We commonly complain about bad roads, and over my lifetime, at least, Minnesota has lost the road capacity and quality edge it once had over some neighboring states like Iowa. But we are better off than some other states and most other countries.
If you don’t think your own state or local transportation or highway department is effective, go to Pakistan, Paraguay or any other poor country.
Some years ago, I worked on a development project in Peru that required frequent drives on the Carretera Central up the intermountain valley from La Oroya, elevation 12,300 feet, to Cerro de Pasco, elevation 14,300. With 365 freeze-thaw cycles a year, it is hard to maintain any road, paved or not. Yet much fruit and other produce from the eastern slope of the Andes must get to Lima.
One heavy truck follows another, dodging mammoth potholes. And every village has signs for muelleros, or spring repairers. Forge welding and then re-heat-treating rear springs from huge Volvo trucks requires a level of blacksmithing skill that awes me. But literally dozens of such craftsmen make their living repairing the damage caused by only 85 miles of bad road.
Two Peruvian researchers, an economist and a civil engineer, estimated the external cost to the private sector of this bad stretch of road. Annually, it was about five times the cost of maintaining it with periodic passes of a road grader, the way any rural U.S. county would do with its graveled roads. But the political system did not function to rectify the problem. In Peru, as in many other places, there is greater political benefit from dedicating new projects than in maintaining existing ones.

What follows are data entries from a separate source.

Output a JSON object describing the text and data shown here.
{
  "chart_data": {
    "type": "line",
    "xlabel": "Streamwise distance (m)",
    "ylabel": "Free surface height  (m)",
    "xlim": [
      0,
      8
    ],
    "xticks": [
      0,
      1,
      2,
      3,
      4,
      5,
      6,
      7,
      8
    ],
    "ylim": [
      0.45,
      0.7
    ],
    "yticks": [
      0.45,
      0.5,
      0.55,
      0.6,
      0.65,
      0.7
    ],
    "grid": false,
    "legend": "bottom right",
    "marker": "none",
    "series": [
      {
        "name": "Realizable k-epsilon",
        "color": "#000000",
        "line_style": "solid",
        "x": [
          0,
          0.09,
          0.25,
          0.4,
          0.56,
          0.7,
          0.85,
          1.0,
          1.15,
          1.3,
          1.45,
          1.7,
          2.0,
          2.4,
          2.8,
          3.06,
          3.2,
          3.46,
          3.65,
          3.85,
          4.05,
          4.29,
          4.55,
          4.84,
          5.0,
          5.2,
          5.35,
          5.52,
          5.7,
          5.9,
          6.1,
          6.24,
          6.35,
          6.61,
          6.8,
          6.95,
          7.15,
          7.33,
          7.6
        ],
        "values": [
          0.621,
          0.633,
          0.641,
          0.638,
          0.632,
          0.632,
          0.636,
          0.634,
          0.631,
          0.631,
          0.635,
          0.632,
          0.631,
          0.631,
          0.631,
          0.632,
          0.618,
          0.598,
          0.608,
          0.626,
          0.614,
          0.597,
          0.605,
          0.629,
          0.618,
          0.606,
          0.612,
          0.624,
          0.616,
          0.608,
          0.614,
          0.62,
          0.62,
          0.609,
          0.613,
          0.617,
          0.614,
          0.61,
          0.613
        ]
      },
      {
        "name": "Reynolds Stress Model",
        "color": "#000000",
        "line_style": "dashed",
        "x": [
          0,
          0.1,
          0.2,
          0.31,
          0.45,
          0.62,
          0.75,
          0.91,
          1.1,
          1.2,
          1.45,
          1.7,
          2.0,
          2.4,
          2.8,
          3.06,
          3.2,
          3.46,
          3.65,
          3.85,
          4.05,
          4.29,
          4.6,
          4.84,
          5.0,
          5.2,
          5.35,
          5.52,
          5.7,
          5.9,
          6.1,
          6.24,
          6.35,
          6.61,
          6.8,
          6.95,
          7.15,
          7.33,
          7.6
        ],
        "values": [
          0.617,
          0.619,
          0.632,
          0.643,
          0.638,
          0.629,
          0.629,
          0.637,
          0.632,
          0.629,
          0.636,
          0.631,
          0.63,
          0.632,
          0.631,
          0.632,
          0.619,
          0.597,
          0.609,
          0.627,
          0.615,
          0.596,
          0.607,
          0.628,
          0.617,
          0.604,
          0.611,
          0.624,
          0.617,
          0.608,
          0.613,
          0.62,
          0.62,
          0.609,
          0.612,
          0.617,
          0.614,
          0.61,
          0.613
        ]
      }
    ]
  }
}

There is no simple solution to the near-universal phenomenon of people paying in implicit taxes what they do not pay in explicit ones. Some countries and states have more effective politics and public administration. Switzerland’s is more effective than Romania’s, and Oregon’s is better than Alabama’s.
Public education helps. So do leaders with vision, like a great GOP governor of Minnesota 50 years ago or President Dwight Eisenhower at the national level. But external costs of inadequate infrastructure, or of its ill-planned revamping, will always be with us at some level.